When the whole picture came together, the full extent of what the Americans had achieved on the day was realized. Ben Ogden—who up until this point has made his progress through the World Cup field primarily through his Sprint results—had the best result of his young career, coming in 6th place. Hunter Wonders had the best result of his young career too, finishing in 11th place on the day. Gus Schumacher turned in a 15th place finish, and Scott Patterson finished in 29th place. Americans had 4 men in the top 30: that’s quite a day.

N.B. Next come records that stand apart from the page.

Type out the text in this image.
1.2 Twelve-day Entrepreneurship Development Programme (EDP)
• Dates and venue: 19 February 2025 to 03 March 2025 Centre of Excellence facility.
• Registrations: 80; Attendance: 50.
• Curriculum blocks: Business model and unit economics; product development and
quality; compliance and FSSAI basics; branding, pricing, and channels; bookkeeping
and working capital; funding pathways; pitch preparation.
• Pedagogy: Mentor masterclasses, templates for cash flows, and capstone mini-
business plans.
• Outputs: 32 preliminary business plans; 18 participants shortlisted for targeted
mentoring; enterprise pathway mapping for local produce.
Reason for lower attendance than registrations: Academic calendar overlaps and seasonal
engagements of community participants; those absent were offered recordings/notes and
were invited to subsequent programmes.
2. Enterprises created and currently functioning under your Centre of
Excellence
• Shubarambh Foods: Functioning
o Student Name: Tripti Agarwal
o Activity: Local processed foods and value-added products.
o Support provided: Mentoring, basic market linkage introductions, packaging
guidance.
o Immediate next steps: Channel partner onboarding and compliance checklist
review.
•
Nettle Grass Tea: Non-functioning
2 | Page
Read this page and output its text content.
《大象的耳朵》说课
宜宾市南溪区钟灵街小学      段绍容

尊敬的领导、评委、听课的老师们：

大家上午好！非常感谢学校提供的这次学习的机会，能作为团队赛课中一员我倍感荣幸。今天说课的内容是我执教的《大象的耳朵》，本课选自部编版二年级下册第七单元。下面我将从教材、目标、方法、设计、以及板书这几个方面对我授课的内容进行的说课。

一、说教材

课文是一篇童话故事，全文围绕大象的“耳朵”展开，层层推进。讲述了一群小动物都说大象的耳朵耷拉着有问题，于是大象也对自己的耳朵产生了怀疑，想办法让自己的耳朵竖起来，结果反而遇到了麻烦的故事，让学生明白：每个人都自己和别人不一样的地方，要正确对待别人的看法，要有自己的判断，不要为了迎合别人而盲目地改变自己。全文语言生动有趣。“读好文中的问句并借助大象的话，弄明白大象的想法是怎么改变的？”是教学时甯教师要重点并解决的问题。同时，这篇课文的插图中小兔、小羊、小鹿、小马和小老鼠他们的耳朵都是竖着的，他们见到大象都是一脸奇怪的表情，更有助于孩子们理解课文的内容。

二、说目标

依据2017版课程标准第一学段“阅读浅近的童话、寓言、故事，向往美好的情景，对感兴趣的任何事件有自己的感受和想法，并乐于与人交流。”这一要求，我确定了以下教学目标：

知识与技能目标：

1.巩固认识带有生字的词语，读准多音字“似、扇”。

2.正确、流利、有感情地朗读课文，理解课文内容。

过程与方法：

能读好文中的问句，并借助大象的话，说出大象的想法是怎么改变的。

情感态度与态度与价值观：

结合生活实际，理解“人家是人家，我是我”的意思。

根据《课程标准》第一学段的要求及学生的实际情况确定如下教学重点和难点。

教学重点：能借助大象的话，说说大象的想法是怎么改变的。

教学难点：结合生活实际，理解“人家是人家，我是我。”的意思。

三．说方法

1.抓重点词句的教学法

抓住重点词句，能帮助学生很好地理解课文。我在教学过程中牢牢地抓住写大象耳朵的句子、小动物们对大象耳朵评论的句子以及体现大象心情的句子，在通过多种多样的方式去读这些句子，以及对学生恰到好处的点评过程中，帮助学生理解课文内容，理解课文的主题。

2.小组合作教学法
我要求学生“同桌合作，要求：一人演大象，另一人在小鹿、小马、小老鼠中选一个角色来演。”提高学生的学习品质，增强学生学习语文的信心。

That team accomplishment strikes a particular chord given the conditions in Oberstdorf. Skiing is always a team effort, but on some days, the team becomes every bit as important as the effort. With the abrasive, warm conditions that confronted the World Cup today— with the pastures of Bavaria looking like the month of July—classic technique racing becomes a coordinated dance of a team of techs, coaches, athletes, and racers. As Gus Schumacher said in his post-race comments, “When the skis are running this [well], everything else is secondary.” For the Americans to have one of their best days ever will be viewed in that context. An accomplishment which speaks to the heart of a program that has pioneered emphasizing the holistic work required for individual results on the sport’s highest level.
That US team will now turn towards the opportunity to do some skiing together on Stage 4 tomorrow, where a pursuit start awaits with a 20 k Skate on the same man-made loop in Oberstdorf. As the US men look to hold onto places gained in the pack, Tour de Ski leader Johannes Hoesflot Klaebo will look to expand his lead over 2nd place Golberg, a lead that currently stands at 37 seconds through three stages of racing. Simen Hegstad Krueger is just three seconds behind Golberg in 3rd place overall, with Didrik Toenseth in 4th place at 57 seconds back.
In the meantime, across the American continent today, many skiers will be echoing the feelings of Ben Ogden on Stage 3 today: “It was a real treat,” he said. “A ton of fun.”
Ben Theyerl was born into a family now three-generations into nordic ski racing in the US. He grew up skiing for Chippewa Valley Nordic in his native Eau Claire, Wisconsin, before spending four years racing for Colby College in Maine. He currently mixes writing and skiing while based out of Crested Butte, CO, where he coaches the best group of high schoolers one could hope to find.